Italian-American actor, businessman and government official

Charles A. Gargano (born October 28, 1934, in Sant'Angelo dei Lombardi, Avellino, Italy) is an Italian-American actor, businessman and government official who was the U.S. Ambassador to Trinidad and Tobago. He was the chairman of the Empire State Development Corporation during the tenure of Governor George Pataki.

==Life and career==
Gargano was born in Avellino, Italy and his family emigrated to the United States when he was 4. His family settled in the Park Slope neighborhood in the New York City borough of Brooklyn.

Following and in between a career in construction (including founding his own firm) Gargano served in government; first in 1981 as deputy administrator of the United States Urban Mass Transit Administration and then from 1988 until 1991 as the United States Ambassador to Trinidad and Tobago.

From 1995 until 2007 Gargano served as chairman of the Empire State Development Corporation and vice chairman of the Port Authority of New York and New Jersey, both positions of which he was appointed to by the then Governor of New York State, George Pataki. During this span Gargano was often referred to as the New York State "Economic Czar".

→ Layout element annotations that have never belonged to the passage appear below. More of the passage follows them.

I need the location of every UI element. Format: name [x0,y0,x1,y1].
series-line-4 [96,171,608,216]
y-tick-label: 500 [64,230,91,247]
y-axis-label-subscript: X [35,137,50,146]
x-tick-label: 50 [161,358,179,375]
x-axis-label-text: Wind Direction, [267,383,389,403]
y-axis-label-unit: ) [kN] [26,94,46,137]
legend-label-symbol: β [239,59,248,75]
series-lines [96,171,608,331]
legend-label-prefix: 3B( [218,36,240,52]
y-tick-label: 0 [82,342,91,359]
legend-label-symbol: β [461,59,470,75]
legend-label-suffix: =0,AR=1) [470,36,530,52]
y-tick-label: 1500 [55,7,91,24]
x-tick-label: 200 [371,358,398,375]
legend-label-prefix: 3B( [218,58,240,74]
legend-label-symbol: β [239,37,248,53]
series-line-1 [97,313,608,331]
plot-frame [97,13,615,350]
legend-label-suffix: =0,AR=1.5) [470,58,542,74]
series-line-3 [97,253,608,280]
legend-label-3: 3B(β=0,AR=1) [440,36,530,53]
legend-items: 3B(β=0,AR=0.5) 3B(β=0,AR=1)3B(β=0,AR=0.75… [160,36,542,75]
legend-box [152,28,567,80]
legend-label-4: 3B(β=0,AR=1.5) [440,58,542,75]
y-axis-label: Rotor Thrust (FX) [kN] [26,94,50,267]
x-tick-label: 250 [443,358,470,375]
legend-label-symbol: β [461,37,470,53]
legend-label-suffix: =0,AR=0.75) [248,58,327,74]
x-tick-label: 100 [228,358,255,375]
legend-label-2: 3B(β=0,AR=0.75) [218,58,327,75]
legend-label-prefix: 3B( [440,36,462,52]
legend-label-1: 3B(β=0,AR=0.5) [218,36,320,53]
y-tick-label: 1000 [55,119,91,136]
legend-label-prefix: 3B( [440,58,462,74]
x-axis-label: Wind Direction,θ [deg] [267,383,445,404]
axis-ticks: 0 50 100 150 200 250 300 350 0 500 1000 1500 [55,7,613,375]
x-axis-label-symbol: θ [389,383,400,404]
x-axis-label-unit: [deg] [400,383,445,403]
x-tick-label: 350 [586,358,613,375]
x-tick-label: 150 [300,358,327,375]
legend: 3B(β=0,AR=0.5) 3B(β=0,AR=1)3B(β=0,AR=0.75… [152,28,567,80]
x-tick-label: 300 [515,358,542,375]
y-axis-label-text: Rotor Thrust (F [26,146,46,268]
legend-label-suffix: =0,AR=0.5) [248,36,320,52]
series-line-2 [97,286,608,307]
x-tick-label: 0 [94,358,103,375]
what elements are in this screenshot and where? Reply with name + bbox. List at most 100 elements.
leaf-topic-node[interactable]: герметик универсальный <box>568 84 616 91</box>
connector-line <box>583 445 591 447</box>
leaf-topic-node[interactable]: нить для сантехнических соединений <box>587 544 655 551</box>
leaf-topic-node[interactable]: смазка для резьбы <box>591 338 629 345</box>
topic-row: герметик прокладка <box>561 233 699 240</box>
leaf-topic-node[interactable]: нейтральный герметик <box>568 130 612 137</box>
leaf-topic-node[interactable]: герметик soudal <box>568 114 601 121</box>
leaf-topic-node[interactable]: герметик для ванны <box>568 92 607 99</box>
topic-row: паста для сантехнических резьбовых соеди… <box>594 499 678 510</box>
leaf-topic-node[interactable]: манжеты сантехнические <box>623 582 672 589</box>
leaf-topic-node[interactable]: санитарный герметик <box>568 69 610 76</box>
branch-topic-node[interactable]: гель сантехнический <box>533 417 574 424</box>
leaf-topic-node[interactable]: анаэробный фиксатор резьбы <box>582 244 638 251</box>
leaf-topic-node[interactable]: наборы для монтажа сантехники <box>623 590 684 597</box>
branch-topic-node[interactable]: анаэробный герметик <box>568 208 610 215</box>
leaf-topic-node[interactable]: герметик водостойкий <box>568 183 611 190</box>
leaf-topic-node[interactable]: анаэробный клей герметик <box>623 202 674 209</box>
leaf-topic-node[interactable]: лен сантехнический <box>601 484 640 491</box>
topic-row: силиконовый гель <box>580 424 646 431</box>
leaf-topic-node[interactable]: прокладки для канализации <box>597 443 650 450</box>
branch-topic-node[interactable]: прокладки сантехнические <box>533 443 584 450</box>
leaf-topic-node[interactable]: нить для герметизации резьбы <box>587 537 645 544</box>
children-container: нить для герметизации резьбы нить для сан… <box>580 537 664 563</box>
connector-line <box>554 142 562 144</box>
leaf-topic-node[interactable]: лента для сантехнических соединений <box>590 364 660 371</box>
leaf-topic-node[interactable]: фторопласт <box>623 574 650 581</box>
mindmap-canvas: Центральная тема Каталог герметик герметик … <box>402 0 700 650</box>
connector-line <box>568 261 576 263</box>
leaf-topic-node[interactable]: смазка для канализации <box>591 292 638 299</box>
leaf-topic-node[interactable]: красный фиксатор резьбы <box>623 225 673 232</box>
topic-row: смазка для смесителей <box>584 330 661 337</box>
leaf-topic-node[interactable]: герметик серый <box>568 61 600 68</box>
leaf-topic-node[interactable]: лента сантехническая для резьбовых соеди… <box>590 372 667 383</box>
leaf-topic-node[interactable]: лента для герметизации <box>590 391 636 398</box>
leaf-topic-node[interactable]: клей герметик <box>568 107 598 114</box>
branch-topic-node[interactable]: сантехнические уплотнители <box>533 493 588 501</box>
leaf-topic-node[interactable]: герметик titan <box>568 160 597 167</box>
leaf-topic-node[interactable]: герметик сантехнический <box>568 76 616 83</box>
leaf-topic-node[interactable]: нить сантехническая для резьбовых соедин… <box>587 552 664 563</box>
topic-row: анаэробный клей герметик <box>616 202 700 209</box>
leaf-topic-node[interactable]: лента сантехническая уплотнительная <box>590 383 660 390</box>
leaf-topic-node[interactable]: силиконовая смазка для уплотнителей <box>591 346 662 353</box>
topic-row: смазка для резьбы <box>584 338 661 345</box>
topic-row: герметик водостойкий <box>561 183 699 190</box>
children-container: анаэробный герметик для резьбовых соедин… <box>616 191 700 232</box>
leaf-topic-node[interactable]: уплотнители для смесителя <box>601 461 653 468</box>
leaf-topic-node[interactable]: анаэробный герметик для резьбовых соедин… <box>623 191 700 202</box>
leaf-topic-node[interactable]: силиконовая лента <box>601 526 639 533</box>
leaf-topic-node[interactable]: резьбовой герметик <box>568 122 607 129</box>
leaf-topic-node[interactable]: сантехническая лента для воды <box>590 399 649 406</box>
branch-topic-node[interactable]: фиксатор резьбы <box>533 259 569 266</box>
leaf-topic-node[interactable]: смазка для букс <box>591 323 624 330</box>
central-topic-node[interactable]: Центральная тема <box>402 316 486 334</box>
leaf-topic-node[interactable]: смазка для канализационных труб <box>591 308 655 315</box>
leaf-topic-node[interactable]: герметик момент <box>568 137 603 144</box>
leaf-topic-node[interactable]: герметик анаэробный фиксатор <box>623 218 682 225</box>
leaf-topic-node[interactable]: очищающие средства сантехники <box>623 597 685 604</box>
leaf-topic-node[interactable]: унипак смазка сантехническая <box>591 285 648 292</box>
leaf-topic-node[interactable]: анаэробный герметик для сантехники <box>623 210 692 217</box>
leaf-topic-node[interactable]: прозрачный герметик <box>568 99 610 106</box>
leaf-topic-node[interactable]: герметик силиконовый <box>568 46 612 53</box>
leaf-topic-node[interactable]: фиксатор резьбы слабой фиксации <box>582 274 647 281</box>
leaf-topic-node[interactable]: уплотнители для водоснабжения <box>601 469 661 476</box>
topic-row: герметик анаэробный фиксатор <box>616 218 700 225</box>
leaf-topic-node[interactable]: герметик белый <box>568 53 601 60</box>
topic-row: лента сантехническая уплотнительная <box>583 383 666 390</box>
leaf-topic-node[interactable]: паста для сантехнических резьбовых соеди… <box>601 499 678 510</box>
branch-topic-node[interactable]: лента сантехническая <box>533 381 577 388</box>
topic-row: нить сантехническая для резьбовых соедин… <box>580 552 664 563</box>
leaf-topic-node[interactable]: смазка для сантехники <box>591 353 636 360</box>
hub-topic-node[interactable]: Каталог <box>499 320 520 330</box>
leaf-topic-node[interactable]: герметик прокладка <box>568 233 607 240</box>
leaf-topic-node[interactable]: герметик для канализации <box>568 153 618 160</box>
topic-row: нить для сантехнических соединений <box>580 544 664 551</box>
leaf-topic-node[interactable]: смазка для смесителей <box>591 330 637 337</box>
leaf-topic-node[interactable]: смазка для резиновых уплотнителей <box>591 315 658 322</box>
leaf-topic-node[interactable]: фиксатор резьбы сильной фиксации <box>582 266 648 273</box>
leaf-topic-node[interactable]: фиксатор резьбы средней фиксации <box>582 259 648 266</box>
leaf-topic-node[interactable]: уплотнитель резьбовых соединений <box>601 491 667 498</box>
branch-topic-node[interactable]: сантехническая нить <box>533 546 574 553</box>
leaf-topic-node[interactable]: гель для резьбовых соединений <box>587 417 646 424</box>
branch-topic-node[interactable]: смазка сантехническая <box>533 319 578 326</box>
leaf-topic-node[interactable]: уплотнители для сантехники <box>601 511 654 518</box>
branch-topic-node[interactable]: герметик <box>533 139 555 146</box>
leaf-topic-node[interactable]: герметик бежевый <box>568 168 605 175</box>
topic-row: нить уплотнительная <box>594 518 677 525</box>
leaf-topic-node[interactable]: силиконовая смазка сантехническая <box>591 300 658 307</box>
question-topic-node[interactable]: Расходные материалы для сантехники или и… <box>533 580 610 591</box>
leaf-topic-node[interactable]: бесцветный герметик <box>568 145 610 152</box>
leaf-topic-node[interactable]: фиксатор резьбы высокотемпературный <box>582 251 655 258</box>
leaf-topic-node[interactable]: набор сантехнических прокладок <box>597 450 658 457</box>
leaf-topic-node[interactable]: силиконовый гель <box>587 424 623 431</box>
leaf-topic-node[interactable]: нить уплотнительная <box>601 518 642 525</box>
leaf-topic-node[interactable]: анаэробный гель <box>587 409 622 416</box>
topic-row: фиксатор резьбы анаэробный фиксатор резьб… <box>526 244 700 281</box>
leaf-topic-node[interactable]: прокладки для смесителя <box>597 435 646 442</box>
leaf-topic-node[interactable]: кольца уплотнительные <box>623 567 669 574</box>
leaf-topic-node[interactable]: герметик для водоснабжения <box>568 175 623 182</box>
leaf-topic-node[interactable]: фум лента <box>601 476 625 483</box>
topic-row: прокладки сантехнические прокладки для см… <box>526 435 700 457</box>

In 2008 President George W. Bush selected
Gargano to become the next United States Ambassador to Austria but after congressional inaction eventually the nomination was withdrawn.

A Village Voice article "The Magician's Nephew" (searchable using DuckDuck Go) in which he was accused of influence peddling with his nephew attorney Frank Gargano was the main reason for the withdrawal.

==In films==
In 1997 Gargano and then United States Senator Alfonse D'Amato made cameo appearances in The Devil's Advocate starring Keanu Reeves and Al Pacino as themselves in their real life roles as New York Politicians.

Gargano appeared as a Maitre d'hotel in the 2003 film Analyze That starring Robert De Niro and Billy Crystal.

He also appears as a Port Authority Police commander in Oliver Stone's 2006 film World Trade Center.